3. The method of claim 1,

the position movement control signal is a dragging touch signal for the first body splitting image;

4. The method of claim 3,

after the interface is displayed, the method further comprises:

5. The method of claim 4,

the displaying the subject object image in the image frame corresponding to the node position reached by the dragging control signal comprises:

and displaying the rendered main object image.

6. The method of claim 1,

the position movement control signal includes: a first point touch signal to the first body image and a second point touch signal to other regions except the first body image;

7. The method of claim 1,

the method further comprises the following steps:

displaying a time axis of the video to be processed;

and displaying a slider identification corresponding to the position movement control signal on the time axis.

8. A video generation device applied to a mobile terminal is characterized by comprising:

a first display module configured to display an interface, the interface comprising: the method comprises the following steps that a background image of a video to be processed and at least one body-separating image of a main body object which is superposed on the background image according to body-separating position information are obtained; wherein each body segmentation image corresponds to a body segmentation key frame;

9. The apparatus of claim 8,

the device further comprises:

10. The apparatus of claim 8,

11. The apparatus of claim 10,

the update module is further configured to determine a target image frame corresponding to a target timestamp of the position movement control signal using: determining at least one node position corresponding to the dragging touch signal, determining a node timestamp corresponding to each node position, and determining an image frame corresponding to each node timestamp;

the device further comprises:

12. The apparatus of claim 11,

the second display module is further configured to display the subject object image in the image frame corresponding to the node position reached by the drag control signal by using the following method:

and displaying the rendered main object image.

13. The apparatus of claim 8,

14. The apparatus of claim 8,

the device further comprises:

a third display module configured to display a timeline of the video to be processed; and displaying a slider mark corresponding to the position movement control signal on the time axis.

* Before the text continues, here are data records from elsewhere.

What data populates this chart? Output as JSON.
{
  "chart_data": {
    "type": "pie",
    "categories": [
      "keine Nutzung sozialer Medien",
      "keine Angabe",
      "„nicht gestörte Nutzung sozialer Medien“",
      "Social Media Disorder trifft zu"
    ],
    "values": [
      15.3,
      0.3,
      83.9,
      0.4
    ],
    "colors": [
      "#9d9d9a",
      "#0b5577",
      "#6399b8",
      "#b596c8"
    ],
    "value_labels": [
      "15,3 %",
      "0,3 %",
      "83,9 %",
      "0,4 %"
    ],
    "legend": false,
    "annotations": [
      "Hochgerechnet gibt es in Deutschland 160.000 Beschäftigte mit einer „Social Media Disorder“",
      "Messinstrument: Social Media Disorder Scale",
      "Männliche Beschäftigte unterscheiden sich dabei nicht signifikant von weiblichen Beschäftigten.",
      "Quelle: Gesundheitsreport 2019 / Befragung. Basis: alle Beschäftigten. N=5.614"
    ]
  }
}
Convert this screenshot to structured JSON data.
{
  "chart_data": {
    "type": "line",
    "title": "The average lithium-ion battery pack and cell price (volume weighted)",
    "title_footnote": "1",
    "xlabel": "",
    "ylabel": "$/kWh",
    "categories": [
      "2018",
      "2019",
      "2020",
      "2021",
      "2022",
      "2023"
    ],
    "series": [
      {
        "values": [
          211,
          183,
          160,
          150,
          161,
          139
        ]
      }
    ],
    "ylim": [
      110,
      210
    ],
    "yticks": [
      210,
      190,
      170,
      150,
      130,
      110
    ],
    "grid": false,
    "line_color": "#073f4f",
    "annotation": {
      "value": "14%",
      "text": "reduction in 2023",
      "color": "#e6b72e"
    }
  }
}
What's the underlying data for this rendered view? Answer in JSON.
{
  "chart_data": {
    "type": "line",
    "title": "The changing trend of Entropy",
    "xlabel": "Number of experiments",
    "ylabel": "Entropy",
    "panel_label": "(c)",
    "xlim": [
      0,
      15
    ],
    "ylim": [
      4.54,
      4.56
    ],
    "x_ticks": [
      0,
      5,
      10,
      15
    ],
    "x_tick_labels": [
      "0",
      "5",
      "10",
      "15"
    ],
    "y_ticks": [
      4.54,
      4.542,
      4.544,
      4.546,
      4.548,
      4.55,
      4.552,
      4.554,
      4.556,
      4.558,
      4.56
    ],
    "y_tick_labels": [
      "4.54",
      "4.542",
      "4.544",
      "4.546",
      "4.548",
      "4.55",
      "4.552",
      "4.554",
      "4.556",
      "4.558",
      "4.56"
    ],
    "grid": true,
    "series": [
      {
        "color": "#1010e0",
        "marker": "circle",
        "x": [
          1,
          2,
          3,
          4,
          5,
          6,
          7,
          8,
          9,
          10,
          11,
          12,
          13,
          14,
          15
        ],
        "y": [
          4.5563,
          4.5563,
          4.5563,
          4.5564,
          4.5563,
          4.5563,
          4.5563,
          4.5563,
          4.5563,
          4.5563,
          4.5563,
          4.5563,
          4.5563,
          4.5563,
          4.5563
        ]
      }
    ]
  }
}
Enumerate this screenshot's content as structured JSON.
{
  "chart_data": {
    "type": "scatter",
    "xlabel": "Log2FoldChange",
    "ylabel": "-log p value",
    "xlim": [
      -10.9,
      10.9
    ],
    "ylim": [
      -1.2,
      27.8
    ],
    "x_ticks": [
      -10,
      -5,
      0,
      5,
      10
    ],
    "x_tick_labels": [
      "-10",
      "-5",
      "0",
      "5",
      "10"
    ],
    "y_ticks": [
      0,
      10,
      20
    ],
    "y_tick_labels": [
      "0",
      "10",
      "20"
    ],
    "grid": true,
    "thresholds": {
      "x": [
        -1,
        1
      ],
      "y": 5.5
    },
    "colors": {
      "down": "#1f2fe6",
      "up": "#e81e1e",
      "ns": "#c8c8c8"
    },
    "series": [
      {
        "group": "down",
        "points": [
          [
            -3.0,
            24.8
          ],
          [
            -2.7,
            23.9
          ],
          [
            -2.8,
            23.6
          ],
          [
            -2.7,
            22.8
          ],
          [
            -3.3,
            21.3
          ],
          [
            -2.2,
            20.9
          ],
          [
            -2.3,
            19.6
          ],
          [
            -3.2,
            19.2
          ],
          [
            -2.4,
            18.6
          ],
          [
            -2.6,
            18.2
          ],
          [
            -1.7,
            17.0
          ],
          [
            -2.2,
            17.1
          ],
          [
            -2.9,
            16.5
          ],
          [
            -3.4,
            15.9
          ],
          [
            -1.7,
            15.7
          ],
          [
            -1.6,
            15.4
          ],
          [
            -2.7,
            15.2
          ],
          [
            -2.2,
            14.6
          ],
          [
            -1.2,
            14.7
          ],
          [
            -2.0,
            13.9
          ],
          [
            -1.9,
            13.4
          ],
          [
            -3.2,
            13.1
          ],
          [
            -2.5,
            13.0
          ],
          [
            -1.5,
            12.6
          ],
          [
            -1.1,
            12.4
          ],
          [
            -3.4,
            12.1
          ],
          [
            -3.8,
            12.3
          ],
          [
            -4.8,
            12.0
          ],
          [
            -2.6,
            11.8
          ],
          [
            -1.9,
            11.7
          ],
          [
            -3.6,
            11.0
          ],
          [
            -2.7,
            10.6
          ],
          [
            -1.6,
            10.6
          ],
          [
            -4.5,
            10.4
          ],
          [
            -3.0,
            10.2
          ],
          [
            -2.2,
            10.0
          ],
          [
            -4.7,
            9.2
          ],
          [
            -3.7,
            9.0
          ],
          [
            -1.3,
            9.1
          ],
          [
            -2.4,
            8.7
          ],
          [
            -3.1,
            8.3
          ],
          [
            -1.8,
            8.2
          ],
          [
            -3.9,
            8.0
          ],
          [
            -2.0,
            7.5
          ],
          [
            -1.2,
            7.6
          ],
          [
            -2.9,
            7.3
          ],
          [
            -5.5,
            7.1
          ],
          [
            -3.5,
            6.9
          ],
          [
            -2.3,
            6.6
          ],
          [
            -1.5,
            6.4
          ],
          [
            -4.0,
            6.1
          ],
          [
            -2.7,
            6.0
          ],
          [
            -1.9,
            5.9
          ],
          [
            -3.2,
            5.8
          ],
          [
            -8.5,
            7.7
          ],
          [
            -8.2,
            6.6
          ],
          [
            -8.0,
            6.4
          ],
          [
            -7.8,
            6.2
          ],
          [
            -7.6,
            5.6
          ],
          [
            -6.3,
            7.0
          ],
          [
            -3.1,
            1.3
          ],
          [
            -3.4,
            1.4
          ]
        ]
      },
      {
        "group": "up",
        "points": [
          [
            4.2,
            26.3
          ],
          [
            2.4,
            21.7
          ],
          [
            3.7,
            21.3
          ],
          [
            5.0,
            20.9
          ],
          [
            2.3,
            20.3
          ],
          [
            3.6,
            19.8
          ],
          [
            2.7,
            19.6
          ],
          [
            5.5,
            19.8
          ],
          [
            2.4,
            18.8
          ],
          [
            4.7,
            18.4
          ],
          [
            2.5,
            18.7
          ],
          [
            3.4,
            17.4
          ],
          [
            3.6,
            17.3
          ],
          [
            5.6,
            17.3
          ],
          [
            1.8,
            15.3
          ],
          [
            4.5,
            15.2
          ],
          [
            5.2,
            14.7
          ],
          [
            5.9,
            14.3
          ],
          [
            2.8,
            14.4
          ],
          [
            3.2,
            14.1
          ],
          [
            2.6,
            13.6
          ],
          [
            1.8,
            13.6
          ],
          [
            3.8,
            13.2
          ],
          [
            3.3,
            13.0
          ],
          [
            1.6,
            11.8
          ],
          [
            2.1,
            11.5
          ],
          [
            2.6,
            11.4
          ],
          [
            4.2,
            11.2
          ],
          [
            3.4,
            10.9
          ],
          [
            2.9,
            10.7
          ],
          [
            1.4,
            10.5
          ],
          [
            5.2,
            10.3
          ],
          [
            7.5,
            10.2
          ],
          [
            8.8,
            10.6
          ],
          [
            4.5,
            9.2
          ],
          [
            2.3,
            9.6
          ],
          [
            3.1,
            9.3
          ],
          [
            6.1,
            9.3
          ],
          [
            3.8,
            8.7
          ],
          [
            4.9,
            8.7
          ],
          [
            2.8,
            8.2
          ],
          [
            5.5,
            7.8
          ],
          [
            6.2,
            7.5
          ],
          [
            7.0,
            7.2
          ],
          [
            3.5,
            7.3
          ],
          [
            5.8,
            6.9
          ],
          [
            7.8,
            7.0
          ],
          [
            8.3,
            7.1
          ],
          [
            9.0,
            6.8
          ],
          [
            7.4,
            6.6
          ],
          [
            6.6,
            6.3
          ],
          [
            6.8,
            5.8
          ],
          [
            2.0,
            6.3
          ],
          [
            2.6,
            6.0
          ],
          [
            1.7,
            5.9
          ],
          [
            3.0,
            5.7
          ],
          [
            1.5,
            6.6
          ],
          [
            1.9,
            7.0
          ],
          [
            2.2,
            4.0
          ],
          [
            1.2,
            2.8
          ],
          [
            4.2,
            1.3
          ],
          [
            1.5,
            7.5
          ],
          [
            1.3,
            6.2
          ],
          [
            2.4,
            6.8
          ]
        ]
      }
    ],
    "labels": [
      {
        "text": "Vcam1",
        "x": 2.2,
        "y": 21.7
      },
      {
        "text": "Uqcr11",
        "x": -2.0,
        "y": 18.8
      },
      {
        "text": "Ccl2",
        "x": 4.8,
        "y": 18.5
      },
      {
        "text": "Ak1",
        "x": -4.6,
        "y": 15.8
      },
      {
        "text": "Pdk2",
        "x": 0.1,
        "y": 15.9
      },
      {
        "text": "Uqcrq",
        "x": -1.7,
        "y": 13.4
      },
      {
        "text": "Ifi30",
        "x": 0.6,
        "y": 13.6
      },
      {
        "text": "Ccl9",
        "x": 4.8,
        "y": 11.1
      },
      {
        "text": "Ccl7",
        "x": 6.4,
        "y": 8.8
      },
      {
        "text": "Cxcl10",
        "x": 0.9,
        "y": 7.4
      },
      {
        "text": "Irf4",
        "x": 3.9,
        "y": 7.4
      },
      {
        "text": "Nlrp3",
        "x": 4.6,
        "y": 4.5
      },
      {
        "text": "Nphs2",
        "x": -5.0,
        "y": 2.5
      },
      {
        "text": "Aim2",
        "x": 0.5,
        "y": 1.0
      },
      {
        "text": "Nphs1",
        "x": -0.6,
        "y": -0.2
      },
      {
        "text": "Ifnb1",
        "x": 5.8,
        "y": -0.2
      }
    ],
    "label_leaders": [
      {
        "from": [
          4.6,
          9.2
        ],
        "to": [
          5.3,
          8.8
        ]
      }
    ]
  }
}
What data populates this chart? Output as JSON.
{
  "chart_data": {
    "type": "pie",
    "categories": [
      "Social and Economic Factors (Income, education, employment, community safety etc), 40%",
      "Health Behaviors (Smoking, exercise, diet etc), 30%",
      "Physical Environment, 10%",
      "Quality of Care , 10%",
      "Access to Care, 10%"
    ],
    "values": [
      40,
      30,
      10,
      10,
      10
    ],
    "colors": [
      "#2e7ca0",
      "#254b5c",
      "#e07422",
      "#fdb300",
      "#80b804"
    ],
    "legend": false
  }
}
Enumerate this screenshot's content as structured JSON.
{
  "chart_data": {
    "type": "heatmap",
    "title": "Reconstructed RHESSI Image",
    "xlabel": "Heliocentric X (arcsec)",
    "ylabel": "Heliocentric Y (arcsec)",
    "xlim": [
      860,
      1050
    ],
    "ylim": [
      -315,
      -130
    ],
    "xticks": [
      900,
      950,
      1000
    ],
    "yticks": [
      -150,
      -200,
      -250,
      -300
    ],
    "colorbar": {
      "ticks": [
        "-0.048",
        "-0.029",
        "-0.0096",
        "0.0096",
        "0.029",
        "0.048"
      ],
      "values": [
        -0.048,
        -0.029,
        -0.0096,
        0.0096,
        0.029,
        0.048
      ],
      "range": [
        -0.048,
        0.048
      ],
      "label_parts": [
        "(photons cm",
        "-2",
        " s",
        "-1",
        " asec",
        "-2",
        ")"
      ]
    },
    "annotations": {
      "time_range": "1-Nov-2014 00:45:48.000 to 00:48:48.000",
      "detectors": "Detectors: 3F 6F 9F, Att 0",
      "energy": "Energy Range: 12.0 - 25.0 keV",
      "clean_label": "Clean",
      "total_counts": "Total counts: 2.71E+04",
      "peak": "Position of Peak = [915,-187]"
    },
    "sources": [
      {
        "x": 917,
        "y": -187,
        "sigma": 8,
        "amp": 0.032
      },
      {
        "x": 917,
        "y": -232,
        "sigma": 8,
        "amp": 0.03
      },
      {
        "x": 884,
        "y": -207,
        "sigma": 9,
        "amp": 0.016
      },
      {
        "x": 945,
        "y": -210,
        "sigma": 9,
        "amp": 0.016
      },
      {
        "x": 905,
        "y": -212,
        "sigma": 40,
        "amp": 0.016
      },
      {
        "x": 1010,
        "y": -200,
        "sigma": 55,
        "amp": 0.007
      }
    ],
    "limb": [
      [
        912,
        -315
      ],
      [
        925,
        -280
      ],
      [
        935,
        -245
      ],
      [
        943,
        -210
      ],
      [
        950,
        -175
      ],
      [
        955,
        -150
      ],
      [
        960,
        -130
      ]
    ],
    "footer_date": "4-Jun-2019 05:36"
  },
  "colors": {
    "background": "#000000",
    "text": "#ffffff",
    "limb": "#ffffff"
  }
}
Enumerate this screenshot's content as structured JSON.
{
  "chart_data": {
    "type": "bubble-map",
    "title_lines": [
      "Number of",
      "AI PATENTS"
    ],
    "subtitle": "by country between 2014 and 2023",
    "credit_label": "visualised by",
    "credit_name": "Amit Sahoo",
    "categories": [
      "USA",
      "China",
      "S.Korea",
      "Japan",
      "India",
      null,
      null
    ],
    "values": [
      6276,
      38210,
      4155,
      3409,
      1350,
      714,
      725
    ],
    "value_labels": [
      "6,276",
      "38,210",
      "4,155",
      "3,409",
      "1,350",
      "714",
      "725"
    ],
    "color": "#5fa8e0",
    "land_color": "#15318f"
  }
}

15. A video generation apparatus, comprising:

a processor;

a memory for storing processor-executable instructions;

wherein the processor is configured to execute executable instructions in the memory to implement the steps of the video generation method of any of claims 1 to 7.

16. A non-transitory computer readable storage medium having stored thereon executable instructions, which when executed by a processor, implement the steps of the video generation method of any of claims 1 to 7.